Born in 1851, his life was devoted to many humanitarian causes which were both unpopular and misunderstood. Salt applied to himself the principles in which he believed. An ethical socialist, he joined the New Fellowship (influenced by Henry David Thoreau and Emerson rather than Marx and Hyndman) and later supported the Fabian Society until he resigned over the Society’s support for the Boer War. He died in 1939, neglected by the socialist movement which he had long served.
The Hendricks’ have celebrated the anniversary of the death of this compassionate man with a fine selection of his writings that will appeal to all ‘green’ readers of New Ground. Salt was committed to some of the most important causes; ethical socialism, conservation, animal rights, vegetarianism and other humanitarian movements of his time.
He was supported by many of his friends in his battle against the prejudices of individual and institution alike — Edward Carpenter, G.W. Foote, William Morris, Bernard Shaw and W.M. Hyndman to name but a few.

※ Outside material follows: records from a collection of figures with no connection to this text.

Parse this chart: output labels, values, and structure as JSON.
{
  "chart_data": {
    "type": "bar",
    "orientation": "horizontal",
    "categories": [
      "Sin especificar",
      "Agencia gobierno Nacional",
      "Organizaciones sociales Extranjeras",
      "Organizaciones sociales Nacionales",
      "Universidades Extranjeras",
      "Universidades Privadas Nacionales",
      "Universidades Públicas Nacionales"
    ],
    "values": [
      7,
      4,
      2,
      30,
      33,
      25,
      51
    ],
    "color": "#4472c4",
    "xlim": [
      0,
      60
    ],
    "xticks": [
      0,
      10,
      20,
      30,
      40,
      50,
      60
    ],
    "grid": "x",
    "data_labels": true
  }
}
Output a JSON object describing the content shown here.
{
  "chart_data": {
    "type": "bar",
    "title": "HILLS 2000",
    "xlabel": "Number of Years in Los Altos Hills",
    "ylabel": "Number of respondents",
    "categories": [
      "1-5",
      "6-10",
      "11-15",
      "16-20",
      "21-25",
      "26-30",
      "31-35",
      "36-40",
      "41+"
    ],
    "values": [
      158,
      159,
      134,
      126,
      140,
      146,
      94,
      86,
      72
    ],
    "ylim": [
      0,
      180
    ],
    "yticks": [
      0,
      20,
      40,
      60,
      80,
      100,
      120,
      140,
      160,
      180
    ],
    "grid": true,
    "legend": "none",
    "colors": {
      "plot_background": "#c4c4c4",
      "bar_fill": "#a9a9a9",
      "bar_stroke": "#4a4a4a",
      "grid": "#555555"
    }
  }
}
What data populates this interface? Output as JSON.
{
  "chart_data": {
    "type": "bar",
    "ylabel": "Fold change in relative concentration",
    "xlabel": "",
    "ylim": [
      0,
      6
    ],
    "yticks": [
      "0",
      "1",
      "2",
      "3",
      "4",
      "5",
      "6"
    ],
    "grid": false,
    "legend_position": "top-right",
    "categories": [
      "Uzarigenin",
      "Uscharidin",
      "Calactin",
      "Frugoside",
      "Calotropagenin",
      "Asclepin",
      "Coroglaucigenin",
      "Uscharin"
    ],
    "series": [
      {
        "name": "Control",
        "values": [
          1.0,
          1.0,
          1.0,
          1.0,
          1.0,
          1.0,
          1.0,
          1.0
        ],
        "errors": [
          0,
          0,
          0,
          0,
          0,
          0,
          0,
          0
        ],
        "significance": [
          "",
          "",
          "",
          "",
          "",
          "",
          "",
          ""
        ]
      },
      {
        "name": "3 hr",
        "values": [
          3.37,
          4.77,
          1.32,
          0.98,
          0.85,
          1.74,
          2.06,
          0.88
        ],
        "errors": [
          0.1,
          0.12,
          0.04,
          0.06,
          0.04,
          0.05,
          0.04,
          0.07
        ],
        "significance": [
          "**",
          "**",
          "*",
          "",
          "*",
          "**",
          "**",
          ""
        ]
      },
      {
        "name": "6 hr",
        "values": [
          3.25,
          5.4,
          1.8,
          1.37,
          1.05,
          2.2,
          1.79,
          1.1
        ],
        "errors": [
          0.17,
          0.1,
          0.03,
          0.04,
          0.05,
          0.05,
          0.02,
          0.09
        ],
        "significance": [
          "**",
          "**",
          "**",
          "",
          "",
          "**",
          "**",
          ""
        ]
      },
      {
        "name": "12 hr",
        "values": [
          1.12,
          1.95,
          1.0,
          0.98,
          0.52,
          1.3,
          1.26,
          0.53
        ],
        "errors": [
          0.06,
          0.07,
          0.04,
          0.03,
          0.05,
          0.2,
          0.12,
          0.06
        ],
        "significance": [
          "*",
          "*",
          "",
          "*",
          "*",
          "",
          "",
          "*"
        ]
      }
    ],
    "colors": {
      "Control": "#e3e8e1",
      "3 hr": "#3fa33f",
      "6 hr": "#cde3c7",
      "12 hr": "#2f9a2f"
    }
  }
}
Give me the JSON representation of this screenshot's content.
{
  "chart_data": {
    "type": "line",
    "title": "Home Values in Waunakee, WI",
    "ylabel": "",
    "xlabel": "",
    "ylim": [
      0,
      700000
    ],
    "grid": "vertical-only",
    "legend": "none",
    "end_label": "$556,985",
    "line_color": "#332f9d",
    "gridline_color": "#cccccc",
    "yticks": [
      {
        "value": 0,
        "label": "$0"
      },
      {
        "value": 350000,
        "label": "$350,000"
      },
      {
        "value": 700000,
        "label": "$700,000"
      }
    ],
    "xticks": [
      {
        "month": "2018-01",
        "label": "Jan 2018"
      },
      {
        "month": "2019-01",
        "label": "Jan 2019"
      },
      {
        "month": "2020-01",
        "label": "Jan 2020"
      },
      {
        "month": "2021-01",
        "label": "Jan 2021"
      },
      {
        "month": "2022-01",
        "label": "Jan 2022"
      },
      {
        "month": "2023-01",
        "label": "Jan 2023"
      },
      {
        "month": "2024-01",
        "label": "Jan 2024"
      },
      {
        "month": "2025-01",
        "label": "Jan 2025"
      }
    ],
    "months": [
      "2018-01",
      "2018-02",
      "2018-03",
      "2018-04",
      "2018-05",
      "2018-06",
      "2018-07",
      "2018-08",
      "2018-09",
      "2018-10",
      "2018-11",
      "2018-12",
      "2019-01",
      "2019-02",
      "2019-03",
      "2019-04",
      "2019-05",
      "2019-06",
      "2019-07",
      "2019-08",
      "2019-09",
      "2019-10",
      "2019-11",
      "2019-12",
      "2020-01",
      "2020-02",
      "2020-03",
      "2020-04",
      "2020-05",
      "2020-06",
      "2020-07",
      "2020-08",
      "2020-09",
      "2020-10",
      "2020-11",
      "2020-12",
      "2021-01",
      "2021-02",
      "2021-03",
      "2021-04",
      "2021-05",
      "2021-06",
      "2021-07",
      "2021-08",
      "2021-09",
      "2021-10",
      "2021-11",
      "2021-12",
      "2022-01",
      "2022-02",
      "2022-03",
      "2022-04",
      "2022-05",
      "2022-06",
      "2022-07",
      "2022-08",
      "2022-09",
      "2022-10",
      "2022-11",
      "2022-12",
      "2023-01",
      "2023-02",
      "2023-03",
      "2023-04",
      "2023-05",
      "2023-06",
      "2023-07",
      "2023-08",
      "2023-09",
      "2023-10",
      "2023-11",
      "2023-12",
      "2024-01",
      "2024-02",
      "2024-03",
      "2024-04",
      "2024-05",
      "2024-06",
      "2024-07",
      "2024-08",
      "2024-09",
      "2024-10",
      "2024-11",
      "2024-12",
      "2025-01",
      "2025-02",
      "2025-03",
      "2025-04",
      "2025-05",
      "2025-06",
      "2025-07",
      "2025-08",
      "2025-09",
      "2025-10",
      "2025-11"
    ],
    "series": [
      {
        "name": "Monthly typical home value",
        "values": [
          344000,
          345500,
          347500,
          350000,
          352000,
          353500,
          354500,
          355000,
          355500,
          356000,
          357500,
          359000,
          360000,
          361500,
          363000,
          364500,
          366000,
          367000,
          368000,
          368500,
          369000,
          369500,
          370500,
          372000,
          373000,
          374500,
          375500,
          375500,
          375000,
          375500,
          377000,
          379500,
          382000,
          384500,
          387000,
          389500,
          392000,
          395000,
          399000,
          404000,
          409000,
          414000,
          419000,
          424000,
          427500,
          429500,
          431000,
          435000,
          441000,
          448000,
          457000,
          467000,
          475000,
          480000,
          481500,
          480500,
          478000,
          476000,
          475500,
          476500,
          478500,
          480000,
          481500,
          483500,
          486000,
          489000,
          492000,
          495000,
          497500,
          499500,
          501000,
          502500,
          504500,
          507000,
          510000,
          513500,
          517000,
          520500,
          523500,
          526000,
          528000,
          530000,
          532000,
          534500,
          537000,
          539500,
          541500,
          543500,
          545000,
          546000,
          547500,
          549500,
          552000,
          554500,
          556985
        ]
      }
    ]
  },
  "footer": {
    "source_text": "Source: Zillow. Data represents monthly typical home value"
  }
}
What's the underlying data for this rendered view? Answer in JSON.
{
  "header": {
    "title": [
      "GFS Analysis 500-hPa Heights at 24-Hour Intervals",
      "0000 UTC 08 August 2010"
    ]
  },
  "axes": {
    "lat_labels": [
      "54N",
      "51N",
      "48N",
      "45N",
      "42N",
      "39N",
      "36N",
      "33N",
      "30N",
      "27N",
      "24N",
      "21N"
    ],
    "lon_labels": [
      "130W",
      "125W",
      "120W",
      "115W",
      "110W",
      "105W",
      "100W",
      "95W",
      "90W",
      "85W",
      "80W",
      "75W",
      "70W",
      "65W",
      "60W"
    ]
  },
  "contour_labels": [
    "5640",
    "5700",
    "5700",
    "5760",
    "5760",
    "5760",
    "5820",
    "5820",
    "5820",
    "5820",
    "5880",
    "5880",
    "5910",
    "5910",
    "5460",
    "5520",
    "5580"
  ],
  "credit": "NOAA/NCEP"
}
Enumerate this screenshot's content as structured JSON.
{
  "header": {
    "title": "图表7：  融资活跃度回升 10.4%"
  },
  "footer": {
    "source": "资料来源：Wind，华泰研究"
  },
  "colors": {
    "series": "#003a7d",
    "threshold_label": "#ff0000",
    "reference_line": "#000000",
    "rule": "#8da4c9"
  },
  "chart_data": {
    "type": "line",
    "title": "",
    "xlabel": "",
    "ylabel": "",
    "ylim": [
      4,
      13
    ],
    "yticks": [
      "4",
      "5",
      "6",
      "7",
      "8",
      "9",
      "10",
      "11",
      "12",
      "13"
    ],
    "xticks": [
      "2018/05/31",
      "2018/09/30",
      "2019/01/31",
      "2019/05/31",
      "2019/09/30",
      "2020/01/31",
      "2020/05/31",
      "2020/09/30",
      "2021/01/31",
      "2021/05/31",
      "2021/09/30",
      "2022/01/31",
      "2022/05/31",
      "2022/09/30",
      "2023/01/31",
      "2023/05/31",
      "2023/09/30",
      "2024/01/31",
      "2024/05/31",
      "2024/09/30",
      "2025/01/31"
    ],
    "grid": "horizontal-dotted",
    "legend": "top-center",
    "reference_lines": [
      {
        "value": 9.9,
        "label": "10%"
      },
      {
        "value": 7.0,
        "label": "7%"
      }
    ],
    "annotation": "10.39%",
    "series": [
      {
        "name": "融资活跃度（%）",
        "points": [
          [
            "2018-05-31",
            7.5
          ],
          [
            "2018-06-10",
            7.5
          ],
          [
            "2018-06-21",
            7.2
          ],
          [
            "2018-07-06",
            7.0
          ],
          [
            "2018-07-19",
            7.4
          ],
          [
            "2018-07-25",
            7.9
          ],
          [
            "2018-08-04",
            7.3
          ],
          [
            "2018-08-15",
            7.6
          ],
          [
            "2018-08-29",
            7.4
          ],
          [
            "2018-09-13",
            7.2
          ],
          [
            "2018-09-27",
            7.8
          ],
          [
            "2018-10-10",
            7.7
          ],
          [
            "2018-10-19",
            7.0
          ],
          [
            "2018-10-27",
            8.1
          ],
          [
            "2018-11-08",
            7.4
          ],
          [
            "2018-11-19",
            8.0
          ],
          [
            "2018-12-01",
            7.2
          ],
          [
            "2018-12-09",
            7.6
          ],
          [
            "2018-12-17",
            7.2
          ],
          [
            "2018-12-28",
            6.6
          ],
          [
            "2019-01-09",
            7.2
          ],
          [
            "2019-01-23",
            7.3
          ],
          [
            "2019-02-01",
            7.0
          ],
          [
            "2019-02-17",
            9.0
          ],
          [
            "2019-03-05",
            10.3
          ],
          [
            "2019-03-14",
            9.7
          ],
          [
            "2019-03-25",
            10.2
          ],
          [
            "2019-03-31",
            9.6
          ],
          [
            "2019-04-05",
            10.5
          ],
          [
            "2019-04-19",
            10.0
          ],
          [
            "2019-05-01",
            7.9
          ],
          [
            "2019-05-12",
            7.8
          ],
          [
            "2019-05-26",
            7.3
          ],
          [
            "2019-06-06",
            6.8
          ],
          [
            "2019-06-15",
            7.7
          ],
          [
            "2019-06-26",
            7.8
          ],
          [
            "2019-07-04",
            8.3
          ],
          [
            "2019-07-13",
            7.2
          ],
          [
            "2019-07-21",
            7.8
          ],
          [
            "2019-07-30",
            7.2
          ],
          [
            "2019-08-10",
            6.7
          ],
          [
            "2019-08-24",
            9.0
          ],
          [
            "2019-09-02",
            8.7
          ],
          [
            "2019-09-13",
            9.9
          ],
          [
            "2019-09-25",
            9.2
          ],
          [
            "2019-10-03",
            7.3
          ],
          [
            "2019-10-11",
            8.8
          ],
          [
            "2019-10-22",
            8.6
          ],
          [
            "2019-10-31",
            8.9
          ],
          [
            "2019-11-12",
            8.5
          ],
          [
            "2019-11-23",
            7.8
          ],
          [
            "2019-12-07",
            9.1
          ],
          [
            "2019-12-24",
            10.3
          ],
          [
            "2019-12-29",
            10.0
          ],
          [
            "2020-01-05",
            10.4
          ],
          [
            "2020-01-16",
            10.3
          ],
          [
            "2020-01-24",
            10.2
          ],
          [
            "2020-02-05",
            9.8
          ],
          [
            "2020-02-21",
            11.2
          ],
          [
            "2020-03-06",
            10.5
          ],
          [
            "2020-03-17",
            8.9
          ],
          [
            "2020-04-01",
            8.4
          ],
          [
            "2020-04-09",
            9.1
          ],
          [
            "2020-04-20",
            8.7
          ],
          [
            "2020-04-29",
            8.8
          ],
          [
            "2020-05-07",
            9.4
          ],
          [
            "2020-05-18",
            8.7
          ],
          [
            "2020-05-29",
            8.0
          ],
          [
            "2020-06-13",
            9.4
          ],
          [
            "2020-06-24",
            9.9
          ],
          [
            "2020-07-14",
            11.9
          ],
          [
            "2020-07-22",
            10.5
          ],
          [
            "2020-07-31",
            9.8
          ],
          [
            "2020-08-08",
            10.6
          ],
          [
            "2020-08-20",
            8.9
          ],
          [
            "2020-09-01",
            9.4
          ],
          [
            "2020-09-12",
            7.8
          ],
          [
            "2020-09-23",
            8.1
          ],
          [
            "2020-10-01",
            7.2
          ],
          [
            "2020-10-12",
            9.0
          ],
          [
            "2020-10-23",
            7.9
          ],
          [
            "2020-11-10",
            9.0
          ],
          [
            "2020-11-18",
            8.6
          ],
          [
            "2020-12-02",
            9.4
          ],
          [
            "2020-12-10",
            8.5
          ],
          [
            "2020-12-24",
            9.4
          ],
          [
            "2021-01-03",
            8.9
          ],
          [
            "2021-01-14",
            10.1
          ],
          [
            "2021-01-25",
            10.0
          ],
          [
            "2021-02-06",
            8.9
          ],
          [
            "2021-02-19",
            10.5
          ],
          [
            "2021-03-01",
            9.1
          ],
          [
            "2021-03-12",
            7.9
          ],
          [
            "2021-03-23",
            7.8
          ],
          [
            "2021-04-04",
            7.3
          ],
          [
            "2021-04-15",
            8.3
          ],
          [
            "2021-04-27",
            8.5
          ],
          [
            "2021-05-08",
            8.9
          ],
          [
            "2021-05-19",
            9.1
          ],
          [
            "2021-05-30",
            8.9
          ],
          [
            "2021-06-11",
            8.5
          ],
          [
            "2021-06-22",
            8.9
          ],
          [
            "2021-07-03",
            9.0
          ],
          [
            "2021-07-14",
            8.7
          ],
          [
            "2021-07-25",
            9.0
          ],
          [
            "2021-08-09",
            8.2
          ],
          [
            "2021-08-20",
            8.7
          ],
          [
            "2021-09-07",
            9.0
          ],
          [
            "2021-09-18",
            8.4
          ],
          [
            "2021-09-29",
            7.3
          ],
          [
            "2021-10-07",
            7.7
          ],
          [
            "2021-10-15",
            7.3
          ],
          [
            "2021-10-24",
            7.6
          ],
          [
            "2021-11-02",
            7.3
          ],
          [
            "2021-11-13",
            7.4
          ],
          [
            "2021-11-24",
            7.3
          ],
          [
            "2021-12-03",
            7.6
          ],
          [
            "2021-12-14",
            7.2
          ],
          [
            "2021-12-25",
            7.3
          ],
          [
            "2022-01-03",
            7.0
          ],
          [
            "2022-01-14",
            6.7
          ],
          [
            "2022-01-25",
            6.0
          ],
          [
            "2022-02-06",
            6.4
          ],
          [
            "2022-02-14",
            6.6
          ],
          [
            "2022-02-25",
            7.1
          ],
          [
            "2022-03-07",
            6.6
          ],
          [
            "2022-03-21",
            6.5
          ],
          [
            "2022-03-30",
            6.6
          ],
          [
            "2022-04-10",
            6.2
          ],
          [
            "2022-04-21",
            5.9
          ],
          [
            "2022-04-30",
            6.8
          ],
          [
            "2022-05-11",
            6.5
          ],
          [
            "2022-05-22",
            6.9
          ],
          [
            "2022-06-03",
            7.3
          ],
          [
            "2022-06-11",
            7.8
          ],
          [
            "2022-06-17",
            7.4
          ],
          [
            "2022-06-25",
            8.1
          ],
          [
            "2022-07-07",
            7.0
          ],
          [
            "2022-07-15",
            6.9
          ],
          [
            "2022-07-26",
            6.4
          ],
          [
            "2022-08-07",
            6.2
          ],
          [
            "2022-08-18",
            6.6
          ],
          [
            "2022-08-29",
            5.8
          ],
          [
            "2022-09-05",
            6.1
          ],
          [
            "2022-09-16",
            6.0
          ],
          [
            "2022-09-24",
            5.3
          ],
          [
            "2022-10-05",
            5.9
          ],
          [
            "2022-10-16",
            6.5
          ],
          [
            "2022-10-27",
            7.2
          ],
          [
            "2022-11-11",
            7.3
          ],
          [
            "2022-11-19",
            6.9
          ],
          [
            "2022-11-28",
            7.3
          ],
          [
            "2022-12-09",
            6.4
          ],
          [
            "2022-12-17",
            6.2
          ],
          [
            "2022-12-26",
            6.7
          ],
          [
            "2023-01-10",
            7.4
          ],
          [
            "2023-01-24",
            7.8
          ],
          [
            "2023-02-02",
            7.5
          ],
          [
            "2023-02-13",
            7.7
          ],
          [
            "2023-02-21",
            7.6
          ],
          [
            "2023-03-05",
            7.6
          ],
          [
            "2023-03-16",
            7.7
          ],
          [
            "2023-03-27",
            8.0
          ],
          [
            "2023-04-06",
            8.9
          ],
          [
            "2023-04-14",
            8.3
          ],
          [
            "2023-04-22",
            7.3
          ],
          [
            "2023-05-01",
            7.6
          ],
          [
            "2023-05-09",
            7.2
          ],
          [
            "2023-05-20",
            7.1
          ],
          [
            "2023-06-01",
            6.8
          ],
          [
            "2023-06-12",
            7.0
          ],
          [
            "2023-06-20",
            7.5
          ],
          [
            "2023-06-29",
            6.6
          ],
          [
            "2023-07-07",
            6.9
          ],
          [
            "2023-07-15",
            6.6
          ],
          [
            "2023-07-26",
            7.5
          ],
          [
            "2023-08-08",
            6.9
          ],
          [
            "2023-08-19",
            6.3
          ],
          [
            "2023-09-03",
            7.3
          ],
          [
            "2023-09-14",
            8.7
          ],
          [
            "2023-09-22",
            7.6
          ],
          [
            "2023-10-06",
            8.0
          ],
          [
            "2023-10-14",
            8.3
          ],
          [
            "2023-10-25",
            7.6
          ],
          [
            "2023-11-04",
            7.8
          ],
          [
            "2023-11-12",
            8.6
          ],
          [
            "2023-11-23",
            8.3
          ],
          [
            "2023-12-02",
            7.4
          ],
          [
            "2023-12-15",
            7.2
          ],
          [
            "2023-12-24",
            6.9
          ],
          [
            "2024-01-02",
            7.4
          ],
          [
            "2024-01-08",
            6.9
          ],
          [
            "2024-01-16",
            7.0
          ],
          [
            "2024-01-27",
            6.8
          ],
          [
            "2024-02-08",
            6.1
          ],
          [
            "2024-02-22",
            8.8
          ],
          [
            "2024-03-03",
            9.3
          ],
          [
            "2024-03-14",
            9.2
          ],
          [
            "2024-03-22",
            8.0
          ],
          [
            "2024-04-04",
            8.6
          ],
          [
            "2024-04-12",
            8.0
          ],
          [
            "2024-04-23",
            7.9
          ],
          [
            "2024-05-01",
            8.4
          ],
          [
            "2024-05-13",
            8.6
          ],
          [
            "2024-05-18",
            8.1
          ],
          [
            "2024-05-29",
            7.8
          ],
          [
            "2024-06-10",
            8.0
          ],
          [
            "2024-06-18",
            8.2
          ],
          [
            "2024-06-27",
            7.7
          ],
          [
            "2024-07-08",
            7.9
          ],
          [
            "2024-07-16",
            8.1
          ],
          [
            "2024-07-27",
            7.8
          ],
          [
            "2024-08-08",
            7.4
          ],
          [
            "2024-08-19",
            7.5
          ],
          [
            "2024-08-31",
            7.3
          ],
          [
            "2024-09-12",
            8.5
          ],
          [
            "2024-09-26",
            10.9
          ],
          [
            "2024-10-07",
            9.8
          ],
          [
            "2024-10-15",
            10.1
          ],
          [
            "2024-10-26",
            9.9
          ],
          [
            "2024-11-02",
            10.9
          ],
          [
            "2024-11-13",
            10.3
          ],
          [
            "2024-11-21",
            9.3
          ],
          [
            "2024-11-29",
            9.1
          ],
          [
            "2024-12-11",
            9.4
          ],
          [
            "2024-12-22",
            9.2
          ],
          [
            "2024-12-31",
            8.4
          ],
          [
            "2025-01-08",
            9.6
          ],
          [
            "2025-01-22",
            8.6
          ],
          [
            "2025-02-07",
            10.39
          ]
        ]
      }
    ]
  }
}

The selection pays tribute to this child of privilege who, as a classical scholar, gave up ‘The Good Life’ for ‘The Simple Life’, which he found more congenial and in keeping with his views.
Full of passionate feelings and keen observation, Salt’s essays remain relevant and compelling. Readers who seek a socialist resolution to our problems will find in Salt an exceptional human being who had no time for hypocrisy.